Electron-phonon anomaly related to charge stripes: static stripe phase versus optimally-doped superconducting La1.85Sr0.15CuO4

TL;DR

This study reveals a universal phonon anomaly linked to charge stripes in cuprates, observed in both static stripe-ordered and optimally doped superconducting phases, indicating stripe-related phenomena are more widespread than previously thought.

Contribution

It demonstrates that phonon anomalies associated with charge stripes occur in optimally doped La1.85Sr0.15CuO4, extending the understanding of stripe phenomena beyond the 1/8 anomaly region.

Findings

Phonon anomalies are similar across different cuprates with stripe order.

The anomaly persists in optimally doped superconductors, indicating dynamic stripes.
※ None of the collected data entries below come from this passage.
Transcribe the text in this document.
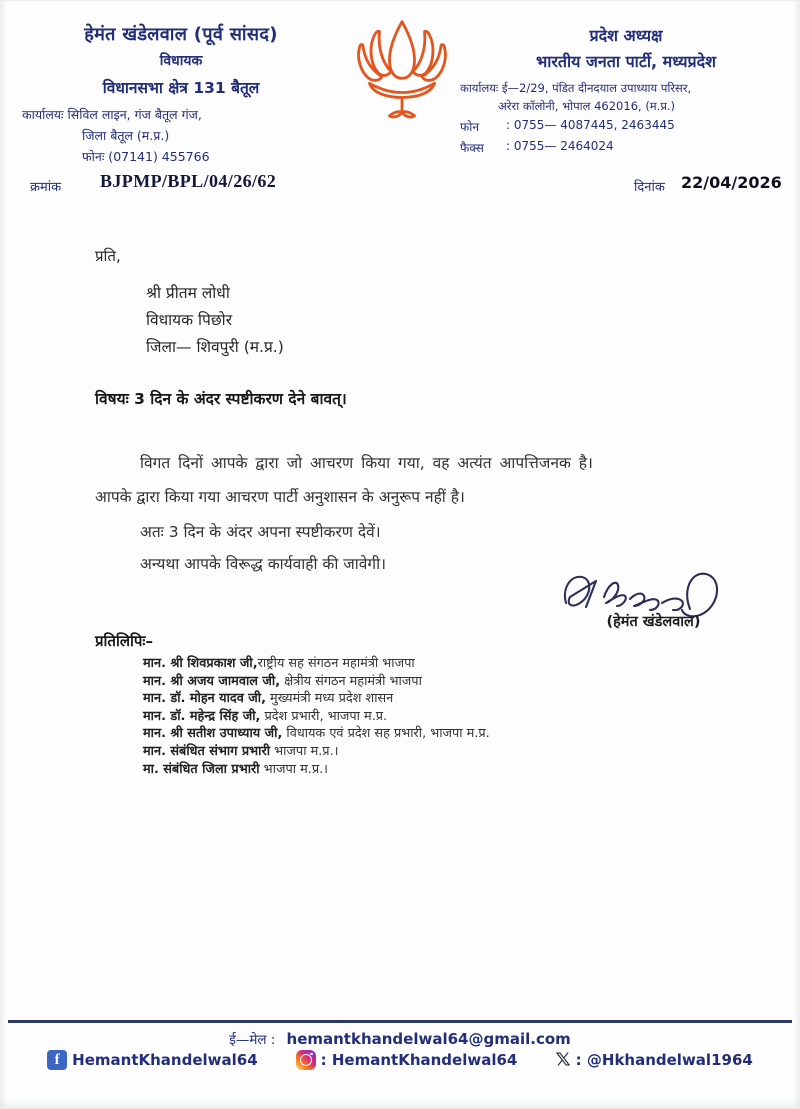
हेमंत खंडेलवाल (पूर्व सांसद)
विधायक
विधानसभा क्षेत्र 131 बैतूल
कार्यालयः सिविल लाइन, गंज बैतूल गंज,
जिला बैतूल (म.प्र.)
फोनः (07141) 455766
प्रदेश अध्यक्ष
भारतीय जनता पार्टी, मध्यप्रदेश
कार्यालयः ई—2/29, पंडित दीनदयाल उपाध्याय परिसर,
अरेरा कॉलोनी, भोपाल 462016, (म.प्र.)
फोन	: 0755— 4087445, 2463445
फैक्स	: 0755— 2464024
क्रमांक BJPMP/BPL/04/26/62	दिनांक 22/04/2026
प्रति,
श्री प्रीतम लोधी
विधायक पिछोर
जिला— शिवपुरी (म.प्र.)
विषयः 3 दिन के अंदर स्पष्टीकरण देने बावत्।
विगत दिनों आपके द्वारा जो आचरण किया गया, वह अत्यंत आपत्तिजनक है।
आपके द्वारा किया गया आचरण पार्टी अनुशासन के अनुरूप नहीं है।
अतः 3 दिन के अंदर अपना स्पष्टीकरण देवें।
अन्यथा आपके विरूद्ध कार्यवाही की जावेगी।
(हेमंत खंडेलवाल)
प्रतिलिपिः–
मान. श्री शिवप्रकाश जी,राष्ट्रीय सह संगठन महामंत्री भाजपा
मान. श्री अजय जामवाल जी, क्षेत्रीय संगठन महामंत्री भाजपा
मान. डॉ. मोहन यादव जी, मुख्यमंत्री मध्य प्रदेश शासन
मान. डॉ. महेन्द्र सिंह जी, प्रदेश प्रभारी, भाजपा म.प्र.
मान. श्री सतीश उपाध्याय जी, विधायक एवं प्रदेश सह प्रभारी, भाजपा म.प्र.
मान. संबंधित संभाग प्रभारी भाजपा म.प्र.।
मा. संबंधित जिला प्रभारी भाजपा म.प्र.।
ई—मेल : hemantkhandelwal64@gmail.com
f HemantKhandelwal64	: HemantKhandelwal64 𝕏 : @Hkhandelwal1964
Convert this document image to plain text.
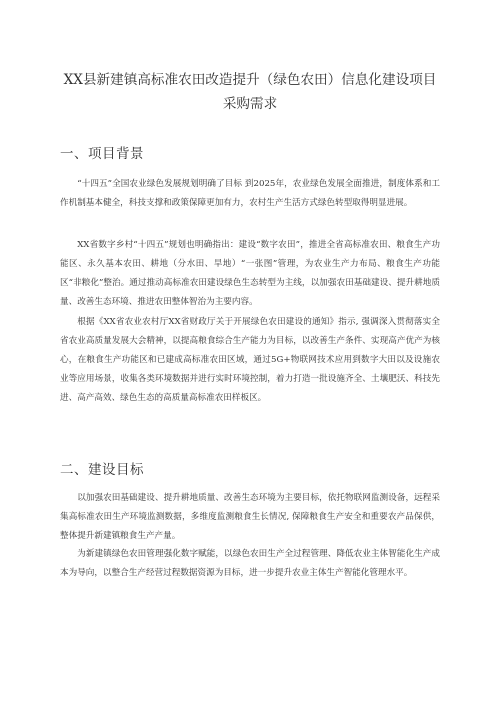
XX县新建镇高标准农田改造提升（绿色农田）信息化建设项目采购需求
一、项目背景

“十四五”全国农业绿色发展规划明确了目标 到2025年，农业绿色发展全面推进，制度体系和工作机制基本健全，科技支撑和政策保障更加有力，农村生产生活方式绿色转型取得明显进展。

XX省数字乡村“十四五”规划也明确指出：建设“数字农田”，推进全省高标准农田、粮食生产功能区、永久基本农田、耕地（分水田、旱地）“一张图”管理，为农业生产力布局、粮食生产功能区“非粮化”整治。通过推动高标准农田建设绿色生态转型为主线，以加强农田基础建设、提升耕地质量、改善生态环境、推进农田整体智治为主要内容。

根据《XX省农业农村厅XX省财政厅关于开展绿色农田建设的通知》指示, 强调深入贯彻落实全省农业高质量发展大会精神，以提高粮食综合生产能力为目标，以改善生产条件、实现高产优产为核心，在粮食生产功能区和已建成高标准农田区域，通过5G+物联网技术应用到数字大田以及设施农业等应用场景，收集各类环境数据并进行实时环境控制，着力打造一批设施齐全、土壤肥沃、科技先进、高产高效、绿色生态的高质量高标准农田样板区。

二、建设目标

以加强农田基础建设、提升耕地质量、改善生态环境为主要目标，依托物联网监测设备，远程采集高标准农田生产环境监测数据，多维度监测粮食生长情况, 保障粮食生产安全和重要农产品保供，整体提升新建镇粮食生产产量。

为新建镇绿色农田管理强化数字赋能，以绿色农田生产全过程管理、降低农业主体智能化生产成本为导向，以整合生产经营过程数据资源为目标，进一步提升农业主体生产智能化管理水平。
Conventional band theory does not predict these phonon anomalies.

Abstract

Inelastic neutron scattering was used to study the Cu-O bond-stretching vibrations in optimally doped La1.85Sr0.15CuO4 (Tc = 35 K) and in two other cuprates showing static stripe order at low temperatures, i.e. La1.48Nd0.4Sr0.12CuO4 and La1.875Ba0.125CuO4. All three compounds exhibit a very similar phonon anomaly, which is not predicted by conventional band theory. It is argued that the phonon anomaly reflects a coupling to charge inhomogeneities in the form of stripes, which remain dynamic in superconducting La1.85Sr0.15CuO4 down to the lowest temperatures. These results show that the phonon effect indicating stripe formation is not restricted to a narrow region of the phase diagram around the so-called 1/8 anomaly but occurs in optimally doped samples as well.